The other day I came across the documentary Outfoxed: Rupert Murdoch's War on Journalism. I just watched it in its entirely on the web thanks to this website.

Outfoxed is a Robert Greenwald documentary that attempts to examine how media empires, led by Rupert Murdoch's Fox News, have been running a "race to the bottom" in television news and the dangers of corporations taking control of the news industry. While this is fairly well-trod ground for Wildfiring's readers or any fan of the Daily Show, it's still worth watching when you have some time.

The film, while not perfect, does a commendable job of stripping away the fair and balanced veneer and exposing the rotten underside of Fox - laying bare their techniques for undermining the left, distorting/ignoring facts to don't support their agenda, and squelching any dissent within the organization.
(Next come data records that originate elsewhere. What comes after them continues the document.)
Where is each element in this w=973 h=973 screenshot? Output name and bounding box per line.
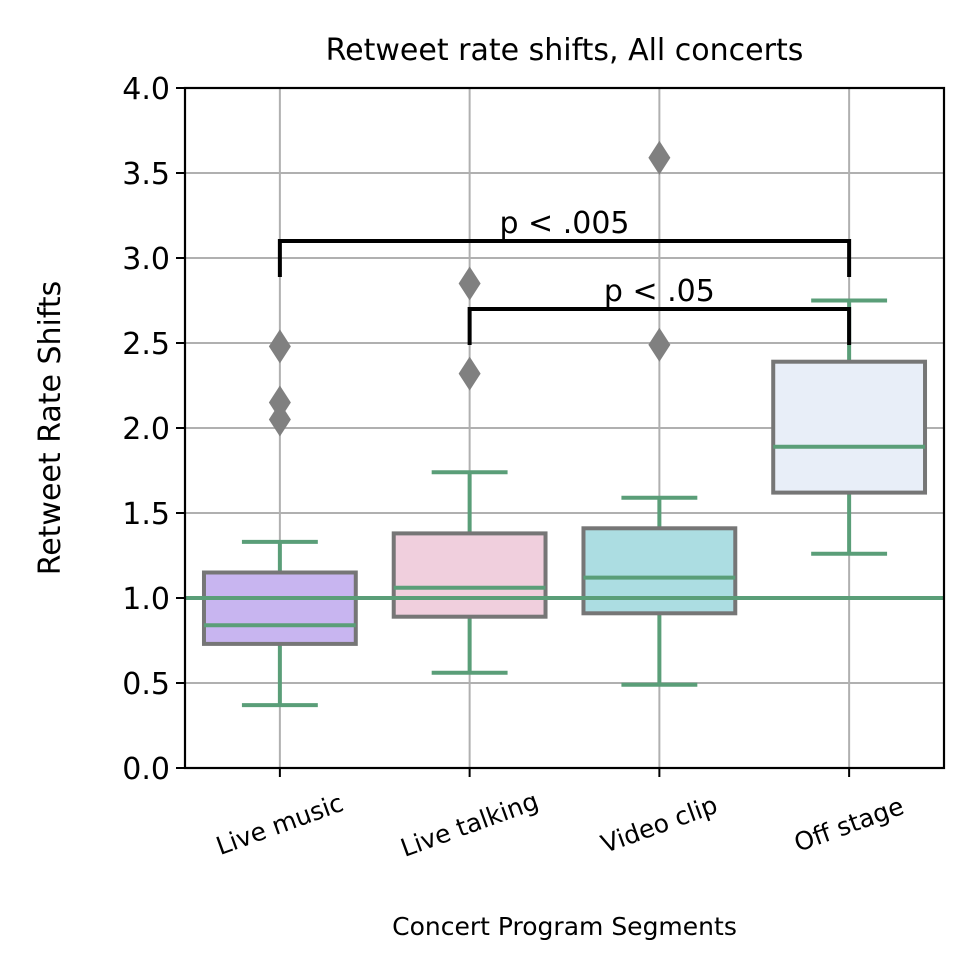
y-tick-label: 3.5 bbox=[122, 157, 170, 192]
box-iqr bbox=[391, 531, 548, 619]
outlier-point bbox=[268, 329, 291, 364]
box-layer bbox=[185, 140, 944, 708]
significance-label: p < .005 bbox=[499, 206, 629, 241]
outlier-point bbox=[268, 385, 291, 420]
box-group bbox=[391, 266, 548, 675]
significance-bracket bbox=[277, 239, 852, 277]
x-category-label: Live music bbox=[212, 788, 347, 861]
x-category-label: Video clip bbox=[597, 790, 721, 859]
outlier-point bbox=[648, 140, 671, 175]
outlier-point bbox=[648, 327, 671, 362]
y-tick-label: 2.0 bbox=[122, 412, 170, 447]
box-iqr bbox=[771, 359, 928, 495]
significance-label: p < .05 bbox=[604, 274, 715, 309]
chart-title: Retweet rate shifts, All concerts bbox=[326, 33, 804, 68]
outlier-point bbox=[458, 356, 481, 391]
box-iqr bbox=[201, 570, 358, 646]
outlier-point bbox=[458, 266, 481, 301]
y-tick-label: 2.5 bbox=[122, 327, 170, 362]
y-tick-label: 3.0 bbox=[122, 242, 170, 277]
y-tick-label: 1.0 bbox=[122, 582, 170, 617]
x-category-label: Off stage bbox=[790, 791, 907, 857]
y-tick-label: 0.0 bbox=[122, 752, 170, 787]
box-iqr bbox=[581, 526, 738, 616]
significance-layer: p < .005 p < .05 bbox=[277, 206, 852, 345]
y-axis-label: Retweet Rate Shifts bbox=[33, 281, 68, 576]
y-tick-label: 1.5 bbox=[122, 497, 170, 532]
x-axis-label: Concert Program Segments bbox=[392, 912, 737, 941]
significance-bracket bbox=[467, 307, 852, 345]
x-category-label: Live talking bbox=[397, 786, 542, 863]
y-tick-label: 0.5 bbox=[122, 667, 170, 702]
box-group bbox=[201, 329, 358, 708]
box-group bbox=[771, 298, 928, 556]
y-tick-label: 4.0 bbox=[122, 72, 170, 107]
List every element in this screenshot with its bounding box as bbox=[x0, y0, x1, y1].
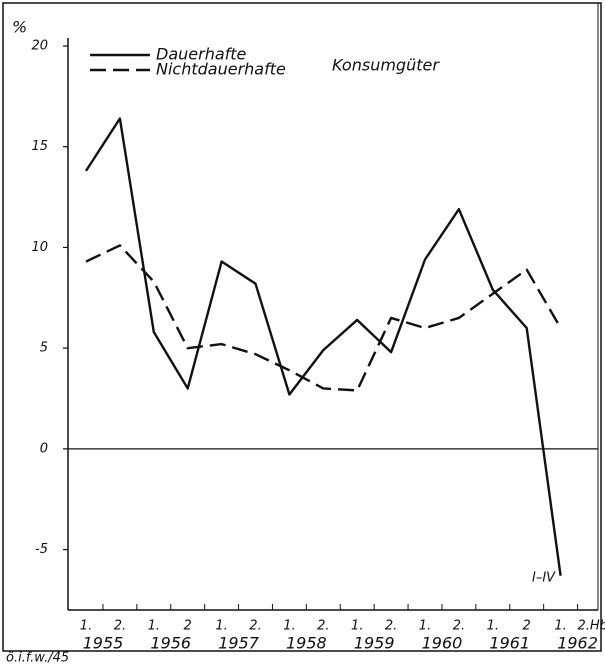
legend-label: Dauerhafte bbox=[156, 45, 247, 64]
x-tick-label: 2 bbox=[523, 619, 531, 634]
annotation: I–IV bbox=[532, 571, 556, 586]
x-tick-label: 2. bbox=[114, 619, 126, 634]
year-label: 1958 bbox=[286, 634, 327, 653]
legend-title: Konsumgüter bbox=[332, 56, 440, 75]
x-tick-label: 2. bbox=[453, 619, 465, 634]
year-label: 1955 bbox=[83, 634, 124, 653]
year-label: 1960 bbox=[422, 634, 463, 653]
x-tick-label: 2. bbox=[317, 619, 329, 634]
year-label: 1961 bbox=[489, 634, 530, 653]
x-tick-label: 1. bbox=[148, 619, 160, 634]
x-tick-label: 1. bbox=[487, 619, 499, 634]
y-tick-label: 10 bbox=[31, 240, 48, 255]
year-label: 1957 bbox=[218, 634, 260, 653]
x-tick-label: 1. bbox=[351, 619, 363, 634]
x-tick-label: 2 bbox=[184, 619, 192, 634]
y-tick-label: 0 bbox=[40, 441, 48, 456]
x-tick-label: 1. bbox=[283, 619, 295, 634]
y-unit: % bbox=[12, 18, 27, 37]
x-tick-label: 2. bbox=[385, 619, 397, 634]
x-tick-label: 1. bbox=[554, 619, 566, 634]
y-tick-label: 5 bbox=[40, 341, 48, 356]
frame bbox=[2, 2, 602, 652]
year-label: 1962 bbox=[557, 634, 598, 653]
year-label: 1959 bbox=[354, 634, 395, 653]
x-tick-label: 2. bbox=[249, 619, 261, 634]
y-tick-label: 15 bbox=[31, 139, 48, 154]
series-line bbox=[84, 117, 562, 576]
source: ö.i.f.w./45 bbox=[6, 651, 69, 666]
x-tick-label: 2.Hbj bbox=[577, 619, 605, 634]
y-tick-label: 20 bbox=[31, 39, 48, 54]
x-tick-label: 1. bbox=[80, 619, 92, 634]
x-tick-label: 1. bbox=[419, 619, 431, 634]
legend-label: Nichtdauerhafte bbox=[156, 60, 286, 79]
y-tick-label: -5 bbox=[35, 542, 48, 557]
series-line bbox=[85, 244, 562, 392]
x-tick-label: 1. bbox=[215, 619, 227, 634]
year-label: 1956 bbox=[150, 634, 191, 653]
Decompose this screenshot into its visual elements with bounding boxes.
It's troubling to watch Fox's own anchors make a mockery of the "We Report. You Decide" slogan with their unbridled commentary on their guests and the issues of the day. O'Reily's exchanges with Jeremy Glick, the son of a NYC port authority worker who had the gall to point out that we are reaping what the Bush family has sown with the training of the mojahedin, is particularly disgusting to watch. (On a side note, check out this clip of the Daily Show which highlights the recent Fox News special Donald Rumsfeld: Why He Fights. What a joke.)

I also love the part which shows in cold hard terms how Fox News viewers have fundamental misunderstandings of very basic factual issues. You can find the complete results of the PIPA poll here (it starts to get good on page 15). Check it out:
"Has the US found links between Iraq and al-Qaeda?"
  • PBS-NPR viewers who say yes - 16%
  • Overall US population who say yes - 48%
  • Fox viewers who say yes - 67%
Are you fucking kidding me? Watching the news is supposed to make you more informed than the general public, not less!

Where the documentary falls short is that it attempts to pin the problems with news overall on Fox - as if the creation of this network was single-handedly responsible for the current poor state of journalism. Grotesquely biased as they are, if anything Fox has increased the diversity in news - we now have 4 corporations spoon feeding us instead of 3 (and 10 times more stories about schools in Iraq). Fox cannot be blamed for the problems that come with 24-7 news availability, the decreased news cycle time, networks parroting each other, fear mongering, the advent of "infotainment", and cost-conscious/superficial journalism. These are issues larger than Fox and the documentary does a poor job of convincing me otherwise.

Overall, I had a very similar reaction to this film as I did to Greenwald's other famous work, Wal-Mart: The High Cost of Low Price. He points out some big problems and generally reaffirms what I already know (Fox News and Wal-Mart suck a lot) while giving some great concrete examples of these things. The problem is he over-generalizes the role these organizations play in perpetuating the problem rather than taking the more nuanced approach I prefer of examining the problems facing journalism in the age of mass media or retail in the age of globalization and only then discussing specific companies as a subset of that. In that way Greenwald makes one of the same mistakes that he accuses Fox of making - going for the easy, one-sided story that panders to his base and not going deep enough.